A series of oxovanadium (IV) complexes namely, [Tp*VOL¹], [Tp*VOL²], [Tp*VOL³], [Tp*VOL⁴] and [Tp*VOL⁵] (where Tp = hydrotris(3,5-dimethylpyrazolyl)borate, HL¹ = 1-benzoyl-3,3-diethylthiourea, HL² = 1-(4-chlorobenzoyl)-3,3-diethylthiourea, HL³ = 1,1-diethyl-3-(4-methoxybenzoyl)thiourea, HL⁴ = 1,1-diethyl-3-(4-nitrobenzoyl)thiourea, HL⁵ = N-(diethylcarbamothioyl)biphenyl-4-carboxamide) were prepared and characterised on the basis of mass spectrometry, elemental analysis and spectroscopy techniques (IR, UV–Vis and electron paramagnetic resonance, EPR) and mass spectrometry.
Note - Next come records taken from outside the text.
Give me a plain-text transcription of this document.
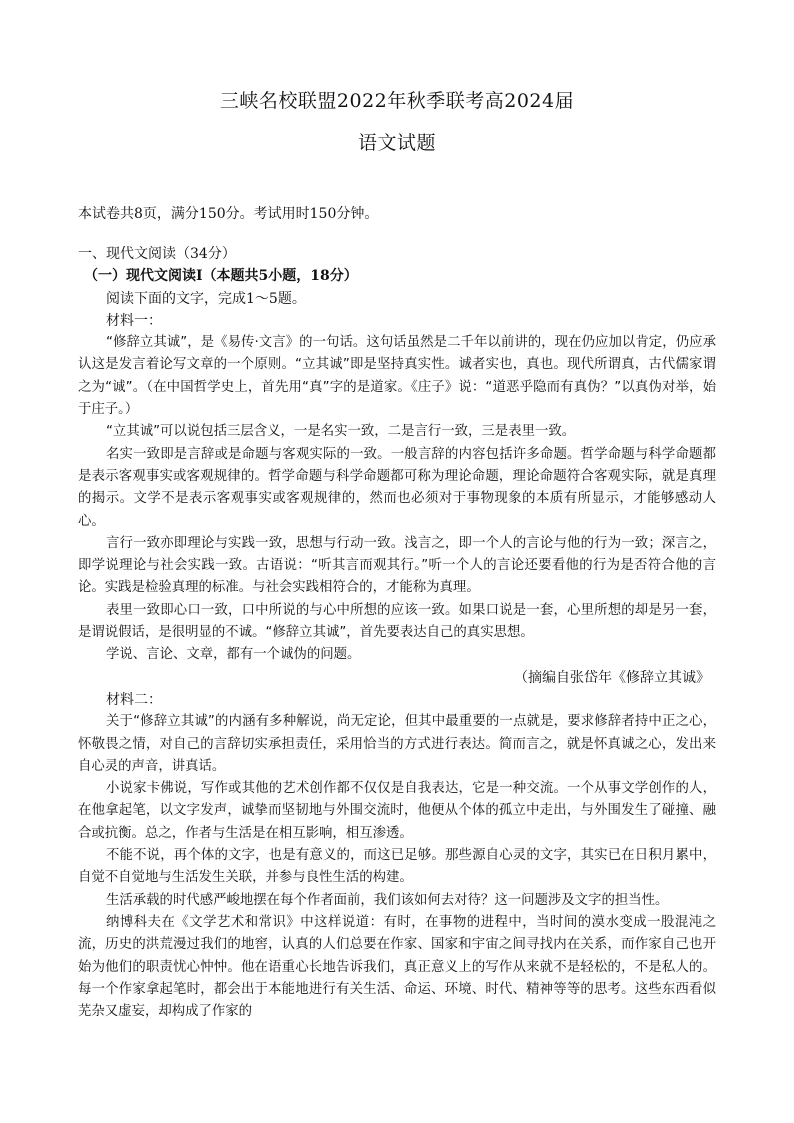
三峡名校联盟2022年秋季联考高2024届
语文试题
本试卷共8页，满分150分。考试用时150分钟。

一、现代文阅读（34分）

（一）现代文阅读Ⅰ（本题共5小题，18分）

阅读下面的文字，完成1～5题。

材料一：

“修辞立其诚”，是《易传·文言》的一句话。这句话虽然是二千年以前讲的，现在仍应加以肯定，仍应承认这是发言着论写文章的一个原则。“立其诚”即是坚持真实性。诚者实也，真也。现代所谓真，古代儒家谓之为“诚”。（在中国哲学史上，首先用“真”字的是道家。《庄子》说：“道恶乎隐而有真伪？”以真伪对举，始于庄子。）

“立其诚”可以说包括三层含义，一是名实一致，二是言行一致，三是表里一致。

名实一致即是言辞或是命题与客观实际的一致。一般言辞的内容包括许多命题。哲学命题与科学命题都是表示客观事实或客观规律的。哲学命题与科学命题都可称为理论命题，理论命题符合客观实际，就是真理的揭示。文学不是表示客观事实或客观规律的，然而也必须对于事物现象的本质有所显示，才能够感动人心。

言行一致亦即理论与实践一致，思想与行动一致。浅言之，即一个人的言论与他的行为一致；深言之，即学说理论与社会实践一致。古语说：“听其言而观其行。”听一个人的言论还要看他的行为是否符合他的言论。实践是检验真理的标准。与社会实践相符合的，才能称为真理。

表里一致即心口一致，口中所说的与心中所想的应该一致。如果口说是一套，心里所想的却是另一套，是谓说假话，是很明显的不诚。“修辞立其诚”，首先要表达自己的真实思想。

学说、言论、文章，都有一个诚伪的问题。

（摘编自张岱年《修辞立其诚》

材料二：

关于“修辞立其诚”的内涵有多种解说，尚无定论，但其中最重要的一点就是，要求修辞者持中正之心，怀敬畏之情，对自己的言辞切实承担责任，采用恰当的方式进行表达。简而言之，就是怀真诚之心，发出来自心灵的声音，讲真话。

小说家卡佛说，写作或其他的艺术创作都不仅仅是自我表达，它是一种交流。一个从事文学创作的人，在他拿起笔，以文字发声，诚挚而坚韧地与外围交流时，他便从个体的孤立中走出，与外围发生了碰撞、融合或抗衡。总之，作者与生活是在相互影响，相互渗透。

不能不说，再个体的文字，也是有意义的，而这已足够。那些源自心灵的文字，其实已在日积月累中，自觉不自觉地与生活发生关联，并参与良性生活的构建。

生活承载的时代感严峻地摆在每个作者面前，我们该如何去对待？这一问题涉及文字的担当性。

纳博科夫在《文学艺术和常识》中这样说道：有时，在事物的进程中，当时间的漠水变成一股混沌之流，历史的洪荒漫过我们的地窖，认真的人们总要在作家、国家和宇宙之间寻找内在关系，而作家自己也开始为他们的职责忧心忡忡。他在语重心长地告诉我们，真正意义上的写作从来就不是轻松的，不是私人的。每一个作家拿起笔时，都会出于本能地进行有关生活、命运、环境、时代、精神等等的思考。这些东西看似芜杂又虚妄，却构成了作家的
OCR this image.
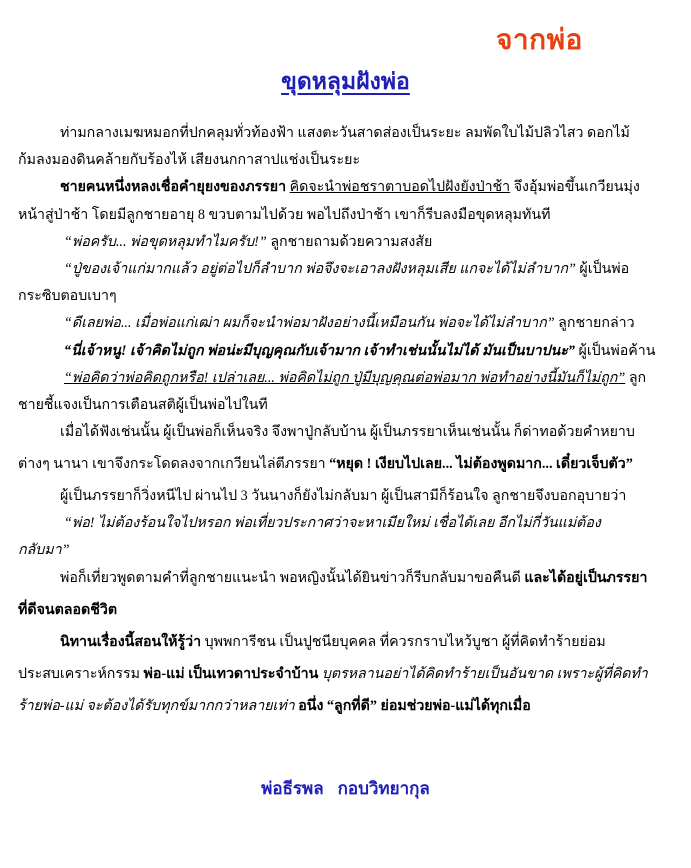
จากพ่อ
ขุดหลุมฝังพ่อ
ท่ามกลางเมฆหมอกที่ปกคลุมทั่วท้องฟ้า แสงตะวันสาดส่องเป็นระยะ ลมพัดใบไม้ปลิวไสว ดอกไม้
ก้มลงมองดินคล้ายกับร้องไห้ เสียงนกกาสาปแช่งเป็นระยะ
ชายคนหนึ่งหลงเชื่อคำยุยงของภรรยา คิดจะนำพ่อชราตาบอดไปฝังยังป่าช้า จึงอุ้มพ่อขึ้นเกวียนมุ่ง
หน้าสู่ป่าช้า โดยมีลูกชายอายุ 8 ขวบตามไปด้วย พอไปถึงป่าช้า เขาก็รีบลงมือขุดหลุมทันที
“พ่อครับ... พ่อขุดหลุมทำไมครับ!” ลูกชายถามด้วยความสงสัย
“ปู่ของเจ้าแก่มากแล้ว อยู่ต่อไปก็ลำบาก พ่อจึงจะเอาลงฝังหลุมเสีย แกจะได้ไม่ลำบาก” ผู้เป็นพ่อ
กระซิบตอบเบาๆ
“ดีเลยพ่อ... เมื่อพ่อแก่เฒ่า ผมก็จะนำพ่อมาฝังอย่างนี้เหมือนกัน พ่อจะได้ไม่ลำบาก” ลูกชายกล่าว
“นี่เจ้าหนู! เจ้าคิดไม่ถูก พ่อน่ะมีบุญคุณกับเจ้ามาก เจ้าทำเช่นนั้นไม่ได้ มันเป็นบาปนะ” ผู้เป็นพ่อค้าน
“พ่อคิดว่าพ่อคิดถูกหรือ! เปล่าเลย... พ่อคิดไม่ถูก ปู่มีบุญคุณต่อพ่อมาก พ่อทำอย่างนี้มันก็ไม่ถูก” ลูก
ชายชี้แจงเป็นการเตือนสติผู้เป็นพ่อไปในที
เมื่อได้ฟังเช่นนั้น ผู้เป็นพ่อก็เห็นจริง จึงพาปู่กลับบ้าน ผู้เป็นภรรยาเห็นเช่นนั้น ก็ด่าทอด้วยคำหยาบ
ต่างๆ นานา เขาจึงกระโดดลงจากเกวียนไล่ตีภรรยา “หยุด ! เงียบไปเลย... ไม่ต้องพูดมาก... เดี๋ยวเจ็บตัว”
ผู้เป็นภรรยาก็วิ่งหนีไป ผ่านไป 3 วันนางก็ยังไม่กลับมา ผู้เป็นสามีก็ร้อนใจ ลูกชายจึงบอกอุบายว่า
“พ่อ! ไม่ต้องร้อนใจไปหรอก พ่อเที่ยวประกาศว่าจะหาเมียใหม่ เชื่อได้เลย อีกไม่กี่วันแม่ต้อง
กลับมา”
พ่อก็เที่ยวพูดตามคำที่ลูกชายแนะนำ พอหญิงนั้นได้ยินข่าวก็รีบกลับมาขอคืนดี และได้อยู่เป็นภรรยา
ที่ดีจนตลอดชีวิต
นิทานเรื่องนี้สอนให้รู้ว่า บุพพการีชน เป็นปูชนียบุคคล ที่ควรกราบไหว้บูชา ผู้ที่คิดทำร้ายย่อม
ประสบเคราะห์กรรม พ่อ-แม่ เป็นเทวดาประจำบ้าน บุตรหลานอย่าได้คิดทำร้ายเป็นอันขาด เพราะผู้ที่คิดทำ
ร้ายพ่อ-แม่ จะต้องได้รับทุกข์มากกว่าหลายเท่า อนึ่ง “ลูกที่ดี” ย่อมช่วยพ่อ-แม่ได้ทุกเมื่อ
พ่อธีรพล กอบวิทยากุล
The crystal structure of [Tp*VOL³] was elucidated from single crystal X-ray diffraction study and the crystals adopted a triclinic system with a P-1 (Z = 2) space group and unit cell parameters of a = 10.4953(4), b = 11.5290(5) and c = 15.0656(7) Å. The cyclic voltammetry showed a reversible oxidation of V (IV)/V(V) at about 0.50 V (vs Fc⁺/Fc). The HOMO and LUMO of benzoylthiourea were established by theoretical calculation based on DFT level using B3LYP method and a double numeric plus polarisation (DNP) basis set. The in vitro tests for antimicrobial activity showed that the complexes have a moderate inhibitory effect. The complex [Tp*VOL¹] exhibited cytotoxic activity against the human hepatocellular carcinoma cell line (HepG2) at the concentration of 20 mg ml⁻¹. However, no cytotoxic activity was observed against the Chang liver cells.